Coca-Cola Co has temporarily halted operations at a bottling plant in northern India over alleged environmental violations, an ongoing controversy which has dogged its factories in the country.
The beverages giant told reporters it had voluntarily suspended manufacturing at its Dasna plant near New Delhi while the local environmental authority investigates.
Activists said the factory in Uttar Pradesh contaminates groundwater meant for farmers and pollutes the soil, and that sewage is not properly treated.
“We received a communication from Uttar Pradesh State Pollution Control Board [UPPCB] and submitted a detailed response,” Hindustan Coca-Cola Beverages — which bottles drinks in India for the US giant — said in a statement on Thursday. “To show our commitment to compliance with regulatory norms, we decided to temporarily suspend manufacturing at Dasna plant.”

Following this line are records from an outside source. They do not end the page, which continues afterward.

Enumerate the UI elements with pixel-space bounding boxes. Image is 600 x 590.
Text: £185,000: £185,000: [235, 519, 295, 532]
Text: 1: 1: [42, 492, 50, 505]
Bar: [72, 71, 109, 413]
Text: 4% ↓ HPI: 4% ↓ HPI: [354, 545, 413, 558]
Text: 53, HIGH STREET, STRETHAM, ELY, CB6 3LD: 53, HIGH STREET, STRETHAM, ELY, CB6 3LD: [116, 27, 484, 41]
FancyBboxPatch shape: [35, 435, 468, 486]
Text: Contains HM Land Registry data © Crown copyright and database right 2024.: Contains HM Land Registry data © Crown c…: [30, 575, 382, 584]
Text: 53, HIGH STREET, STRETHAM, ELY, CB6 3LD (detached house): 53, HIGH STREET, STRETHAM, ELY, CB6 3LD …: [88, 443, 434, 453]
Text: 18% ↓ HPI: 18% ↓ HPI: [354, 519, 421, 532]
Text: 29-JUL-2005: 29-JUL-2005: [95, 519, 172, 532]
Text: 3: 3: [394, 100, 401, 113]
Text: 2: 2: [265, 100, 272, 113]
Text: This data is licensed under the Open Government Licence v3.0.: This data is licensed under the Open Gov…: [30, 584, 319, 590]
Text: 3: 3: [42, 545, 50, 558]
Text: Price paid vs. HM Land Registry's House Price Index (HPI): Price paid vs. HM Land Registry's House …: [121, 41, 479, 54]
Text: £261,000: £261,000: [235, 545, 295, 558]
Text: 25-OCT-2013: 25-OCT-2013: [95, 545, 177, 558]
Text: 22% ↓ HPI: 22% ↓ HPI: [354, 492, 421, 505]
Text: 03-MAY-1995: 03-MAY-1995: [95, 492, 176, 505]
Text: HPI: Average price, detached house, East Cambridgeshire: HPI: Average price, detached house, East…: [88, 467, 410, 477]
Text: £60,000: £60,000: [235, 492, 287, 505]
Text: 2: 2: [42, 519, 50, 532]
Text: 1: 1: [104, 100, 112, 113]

There are 54 plants producing fizzy drinks in India for Coca-Cola, which has eyed expansion in the world’s second-most populous country where income levels are rising.
However, the company has met opposition from activists who have waged a more than decade-long battle against it in India over alleged environmental offenses.
“We conducted an inspection and based on the findings, the UPPCB has withheld the consent to operate this Coca-Cola plant in Dasna for some valid reasons,” Uttar Pradesh environmental board chief environmental officer S.R. Sachan said, without giving further details.
Amit Srivastava, who leads the India Resource Center, an activist group that has targeted Coca-Cola for years, said the company’s action did not go far enough.
“This is not really a victory because of all the pending issues such as the polluted groundwater and soil, as well as the loss of livelihood for the contract workers and farmers in the area,” Srivastava told reporters. “There is a lot more that needs to be done to remediate the problems caused by Coca-Cola in Dasna.”
Coca-Cola, which has said it plans to invest US$5 billion in India by 2020, has faced a string of objections from local communities over water use.
In 2004, it shut one of its plants in southern Kerala over similar allegations.
The company denies any wrongdoing.
Last year it dropped plans to open a new bottling plant in southern Tamil Nadu over protests by locals who also claimed it would rob them of groundwater.